Giuseppe Guastella, Corriere della Sera 6/12/2009, 6 dicembre 2009
MILANO
Avrebbero fatto felice qualunque gallerista d’arte e direttore di museo, invece 19 dipinti e disegni di artisti del calibro di Monet, Picasso, Van Gogh, Gauguin e Modigliani, da sei anni erano al buio, nascosti in soffitte e cantine di tre case di Parma. Dicono valgano 100 milioni, ma nessuno poteva ammirarli. Per una ragione: secondo la Procura di Parma, che con la Gdf li ha trovati e sequestrati, erano di Calisto Tanzi e stavano per essere venduti di soppiatto per evitare che finissero nelle mani delle migliaia di risparmiatori che attendono ancora di essere risarciti dopo il fallimento da 14 miliardi che nel dicembre 2003 ha travolto il gruppo alimentare.
Di un tesoro di Tanzi si parla anni.
Il cavaliere di Collecchio ha sempre smentito di aver trasferito all’estero prima del default denaro contante o altri beni, anche se un suo viaggio in Ecuador via Portogallo nell’imminenza del crollo è ancora avvolto da un alone di mistero e dopo l’arresto del 27 dicembre a casa sua non fu trovato praticamente nulla.
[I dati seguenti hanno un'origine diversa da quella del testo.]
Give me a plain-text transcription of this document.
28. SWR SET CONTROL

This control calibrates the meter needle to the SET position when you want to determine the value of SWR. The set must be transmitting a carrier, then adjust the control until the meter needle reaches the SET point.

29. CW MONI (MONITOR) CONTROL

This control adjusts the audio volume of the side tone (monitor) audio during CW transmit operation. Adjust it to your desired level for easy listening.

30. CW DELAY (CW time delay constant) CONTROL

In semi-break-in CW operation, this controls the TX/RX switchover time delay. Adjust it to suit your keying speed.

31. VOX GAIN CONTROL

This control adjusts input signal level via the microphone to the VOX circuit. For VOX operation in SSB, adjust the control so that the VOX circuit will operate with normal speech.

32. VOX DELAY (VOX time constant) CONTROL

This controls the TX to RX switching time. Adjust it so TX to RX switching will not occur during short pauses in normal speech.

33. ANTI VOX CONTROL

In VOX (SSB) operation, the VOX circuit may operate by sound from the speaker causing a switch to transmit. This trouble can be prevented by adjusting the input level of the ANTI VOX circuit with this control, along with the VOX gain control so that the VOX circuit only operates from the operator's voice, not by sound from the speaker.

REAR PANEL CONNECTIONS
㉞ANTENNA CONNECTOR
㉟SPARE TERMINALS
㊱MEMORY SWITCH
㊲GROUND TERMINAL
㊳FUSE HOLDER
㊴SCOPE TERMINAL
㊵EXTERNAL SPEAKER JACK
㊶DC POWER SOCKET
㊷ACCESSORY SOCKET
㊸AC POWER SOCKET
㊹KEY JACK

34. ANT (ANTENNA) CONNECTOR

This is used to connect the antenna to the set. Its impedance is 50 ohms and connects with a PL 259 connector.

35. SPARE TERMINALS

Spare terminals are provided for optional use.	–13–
Lunedì scorso, all’udienza a Parma del processo sul crac aveva negato di aver nascosto quadri di valore.
Il giorno prima, «Report» su Raitre aveva trasmesso l’intervista a una guardia del corpo di Tanzi che aveva rivelato che alla vigilia del crollo gioielli, pellicce e opere d’arte, tra cui dipinti di valore, furono presi dal caveau della sontuosa villa di famiglia di Alberi di Vigatto nella campagna parmense e da cassette di sicurezza in banca e caricati su furgoni bianchi partiti alla volta della Svizzera. Mentre Tanzi ripeteva in Tribunale che «non c’è nessun caveau» e che «i quadri sono stati tutti venduti », «grazie alla trasmissione di Milena Gabanelli si è aperta una pista – spiega il procuratore della Repubblica Gerardo Laguardia – e abbiamo messo sotto controllo telefoni e indiziati ».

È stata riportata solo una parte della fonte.